El calor húmedo que lo envuelve todo y los mosquitos y demás bichos que se están poniendo las botas a mi costa son la parte más incómoda de esta aventura. Pero sin ellos, sin las palmeras y los mameys, sin la presencia de los sapos que anuncian la lluvia y la vegetación que crece más rápido de lo que uno es capaz de cultivar, esto no sería la Amazonía.

En Sepahua confluyen mundos paralelos: el castellano y las lenguas nativas; la cerveza y el masato (la bebida de la selva); los motocars y los peke-pekes (las pequeñas canoas con motor en las que tradicionalmente estos pueblos han surcado el río); la riqueza producida por los yacimientos de gas y la miseria en la que viven muchas familias, en una región en el que el 85% de los niños indígenas sufre anemia y que está a la cola del país en educación.

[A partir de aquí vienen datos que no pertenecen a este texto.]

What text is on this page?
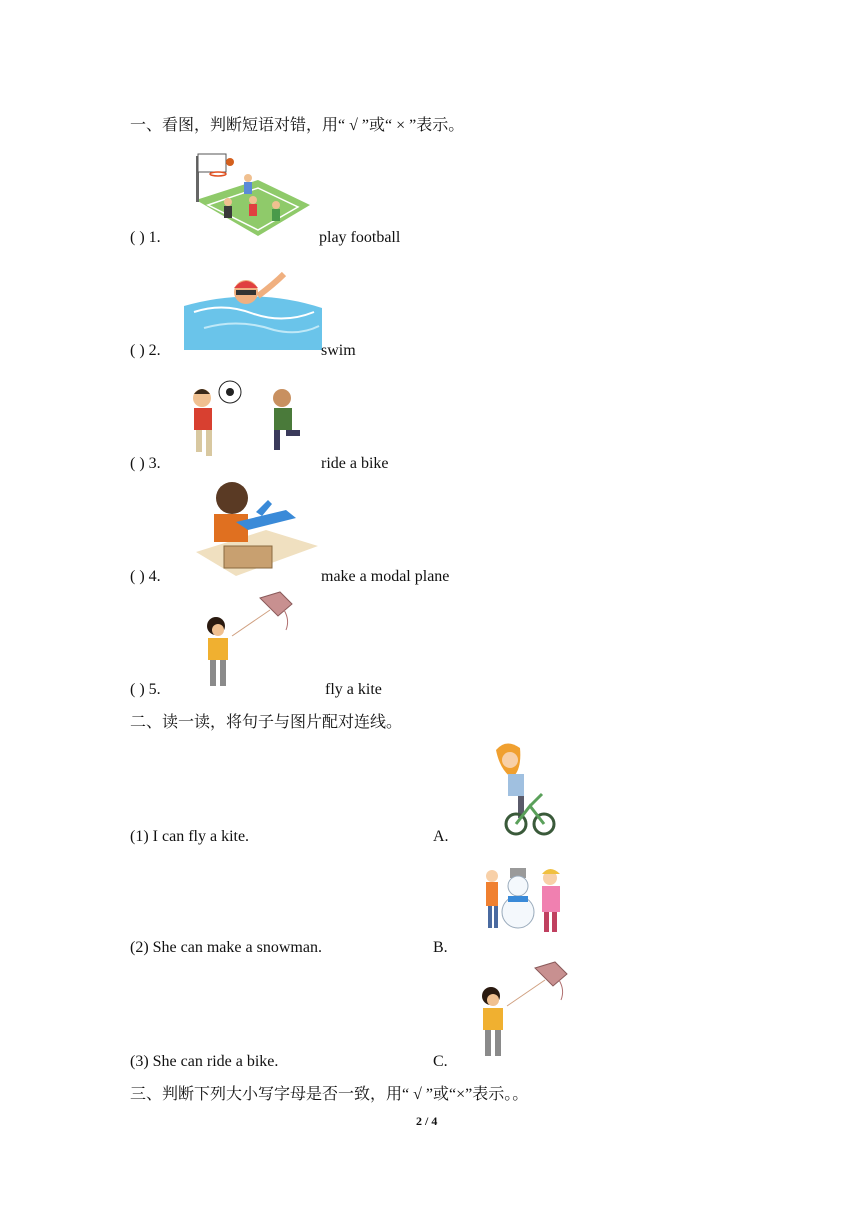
一、看图，判断短语对错，用“ √ ”或“ × ”表示。
( ) 1.	play football
( ) 2.	swim
( ) 3.	ride a bike
( ) 4.	make a modal plane
( ) 5.	fly a kite
二、读一读，将句子与图片配对连线。
(1) I can fly a kite.	A.
(2) She can make a snowman.	B.
(3) She can ride a bike.	C.
三、判断下列大小写字母是否一致，用“ √ ”或“×”表示。。
2 / 4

Durante las casi 48 horas de viaje entre Lima y Sepahua fui intuyendo cómo sería este lugar. Desde el autobús que me condujo de noche hasta los 5.000 metros de altura de la sierra para descender hasta la ciudad de Satipo, pude ver –cuando me atreví a mirar por la ventanilla entre curvas y frenazos- cómo el marrón del paisaje se convertía en verde. Entre Satipo y Atalaya descubrí que más me valía cambiar mi manera de medir las distancias y sustituir los kilómetros por las horas. ¿De qué sirven en una “carretera” que puede recorrerse en 6 horas o en 8 o… quién sabe? Cuando todo depende de si se pueden cruzar las quebradas o hay que esperar a que baje el nivel de agua, de si hay que apartar piedras del camino, de si los pasajeros necesitan parar para ir al baño… mejor cambiar el chip y empezar a tomarse las cosas con calma.

De camino a Sepahua, el colectivo recogió pasajeros en las diferentes comunidades nativas que se encuentran en las orillas del Urubamba. Estas, junto con las comunidades que siguen hacia el Distrito de Echarati, ya en el Cuzco, y las más alejadas de los ríos Sepa y Mishagua, forman la audiencia de la radio. Durante los próximos meses espero contar lo mejor que sepa cómo se vive en el trocito de selva amazónica que estoy teniendo la suerte de conocer. ¡Bienvenidos a las orillas del Sepahua!